Trump, sírios e curdos

Em 1989, depois de dez anos de intervenção, a União Soviética bateu em retirada do Afeganistão. A derrota soviética para aqueles grupos de combatentes islâmicos maltrapilhos, chamados mujaheddin, a maioria sem experiência militar anterior, que acudiram do mundo inteiro para aquela “guerra santa” contra o “império ateu”, foi uma desmoralização tão arrasadora que ajudou a selar o fim da URSS, dois anos depois. 

Os Estados Unidos não têm os mesmos problemas sistêmicos. Entretanto, feitas as devidas ressalvas, a retirada dos mil militares americanos restantes na Síria, depois de uma campanha de oito anos contra o regime sírio e os grupos islâmicos, também é um marco no declínio do império americano.

Numa ironia da história, as posições abandonadas pelos EUA foram ocupadas pelos militares russos. Desde os anos 70, dos tempos do alinhamento das ditaduras árabes com o socialismo, que os russos não tinham projeção na região.

Os aliados curdos, que os EUA abandonaram à própria sorte no norte da Síria, são sobreviventes. O governo de Donald Trump surpreendeu países da coalizão militar na Síria ao anunciar que concluiria a retirada (cerca de 1.500 militares americanos já haviam saído em dezembro). Não surpreendeu os curdos, que anunciaram imediatamente uma aliança com o regime de Bashar Assad e sua protetora, a Rússia. E, por extensão, o Irã.

Estive no front com os “peshmergas” (“aqueles que enfrentam a morte”, em curdo), os guerrilheiros curdos no norte do Iraque, quando eles continham o avanço do Estado Islâmico, em 2014, com apoio de bombardeios aéreos americanos. Eles não lutam para ir para o paraíso, embora sejam muçulmanos. Lutam para não desaparecer.

Ao lado dos curdos, na Síria, lutavam árabes sunitas, que, como os mujaheddin no Afeganistão, não tinham experiência militar. Eram jovens sírios que sonhavam derrubar a ditadura de Assad e construir um Estado laico e democrático em seu país.

A decepção com os EUA não começou com Trump. Em agosto de 2012, o então presidente Barack Obama advertiu Assad a não usar armas químicas contra seu povo, chamando isso de “linha vermelha”. Um ano depois, Assad, entendendo o impacto psicológico que a ascensão dos islâmicos na Líbia e no Egito teve sobre os EUA, testou os nervos de Obama, despejando gás sarin sobre os moradores de Ghouta, na periferia de Damasco.

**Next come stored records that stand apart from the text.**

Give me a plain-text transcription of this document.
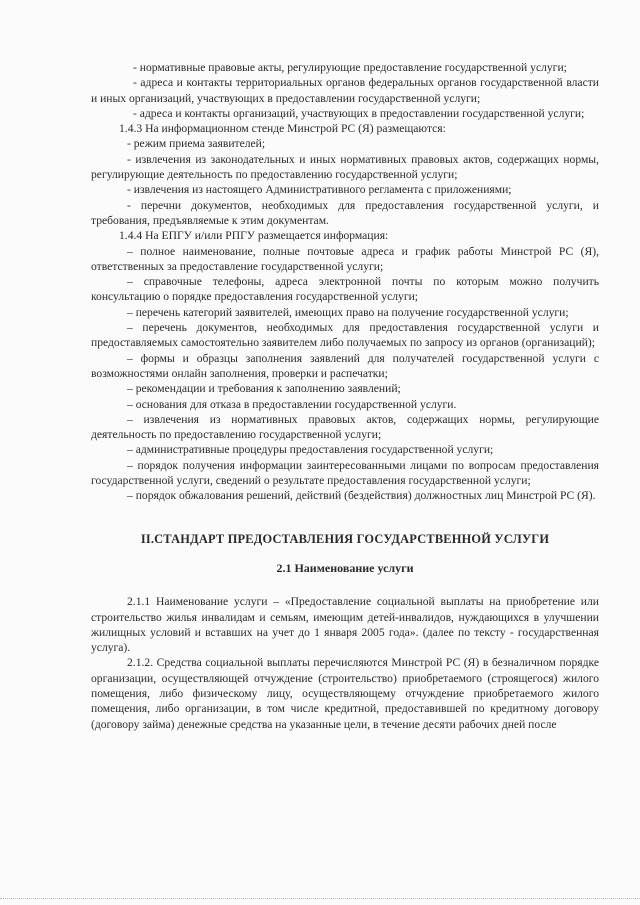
- нормативные правовые акты, регулирующие предоставление государственной услуги;

- адреса и контакты территориальных органов федеральных органов государственной власти и иных организаций, участвующих в предоставлении государственной услуги;

- адреса и контакты организаций, участвующих в предоставлении государственной услуги;

1.4.3 На информационном стенде Минстрой РС (Я) размещаются:

- режим приема заявителей;

- извлечения из законодательных и иных нормативных правовых актов, содержащих нормы, регулирующие деятельность по предоставлению государственной услуги;

- извлечения из настоящего Административного регламента с приложениями;

- перечни документов, необходимых для предоставления государственной услуги, и требования, предъявляемые к этим документам.

1.4.4 На ЕПГУ и/или РПГУ размещается информация:

– полное наименование, полные почтовые адреса и график работы Минстрой РС (Я), ответственных за предоставление государственной услуги;

– справочные телефоны, адреса электронной почты по которым можно получить консультацию о порядке предоставления государственной услуги;

– перечень категорий заявителей, имеющих право на получение государственной услуги;

– перечень документов, необходимых для предоставления государственной услуги и предоставляемых самостоятельно заявителем либо получаемых по запросу из органов (организаций);

– формы и образцы заполнения заявлений для получателей государственной услуги с возможностями онлайн заполнения, проверки и распечатки;

– рекомендации и требования к заполнению заявлений;

– основания для отказа в предоставлении государственной услуги.

– извлечения из нормативных правовых актов, содержащих нормы, регулирующие деятельность по предоставлению государственной услуги;

– административные процедуры предоставления государственной услуги;

– порядок получения информации заинтересованными лицами по вопросам предоставления государственной услуги, сведений о результате предоставления государственной услуги;

– порядок обжалования решений, действий (бездействия) должностных лиц Минстрой РС (Я).

II.СТАНДАРТ ПРЕДОСТАВЛЕНИЯ ГОСУДАРСТВЕННОЙ УСЛУГИ
2.1 Наименование услуги

2.1.1 Наименование услуги – «Предоставление социальной выплаты на приобретение или строительство жилья инвалидам и семьям, имеющим детей-инвалидов, нуждающихся в улучшении жилищных условий и вставших на учет до 1 января 2005 года». (далее по тексту - государственная услуга).

2.1.2. Средства социальной выплаты перечисляются Минстрой РС (Я) в безналичном порядке организации, осуществляющей отчуждение (строительство) приобретаемого (строящегося) жилого помещения, либо физическому лицу, осуществляющему отчуждение приобретаемого жилого помещения, либо организации, в том числе кредитной, предоставившей по кредитному договору (договору займа) денежные средства на указанные цели, в течение десяти рабочих дней после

Como Assad previa, nada aconteceu: Obama estava com as mãos atadas, diante do risco de apoiar levantes que conduzissem inimigos dos EUA ao poder. Isso foi em agosto de 2013. Em setembro, Vladimir Putin despachou aviões e, depois, tropas para a Síria, onde a Rússia já tinha uma base naval, no porto de Tartus. 

Os EUA continuaram a treinar e a fornecer armamento, ainda que leve, aos curdos e árabes seculares. Com um custo relativamente baixo em vidas e dinheiro, essa operação levou à derrota do EI. 

O abandono dos curdos no momento em que a Turquia agrupava suas forças militares para, mais uma vez, tentar varrê-los do norte da Síria, é um recado que todos os aliados –- assim como os inimigos —- dos EUA entenderam: os americanos não são confiáveis.

Trump vê o mundo pela lente de um homem de negócios
Foto: Jabin Botsford / Washington Post

Trump vê o mundo pelas lentes de um homem de negócios. Acha que pode substituir, com vantagem, a presença militar por sanções contra a Turquia. Muitos leigos também acham que o interesse econômico se sobrepõe ao militar. Essa é uma visão ingênua e simplista da realidade. Guerras atingem os seres humanos em um nível mais profundo. Dizem respeito a percepções de ameaças existenciais. 

A Rússia ganhou todas as brigas dos últimos anos com os EUA: Crimeia, Síria, Venezuela. Um ator muito mais poderoso se projetará no vazio deixado pelos EUA: a China, potência econômica e militar. É para ela que os países se voltarão, cada vez mais, quando precisarem de aliado confiável.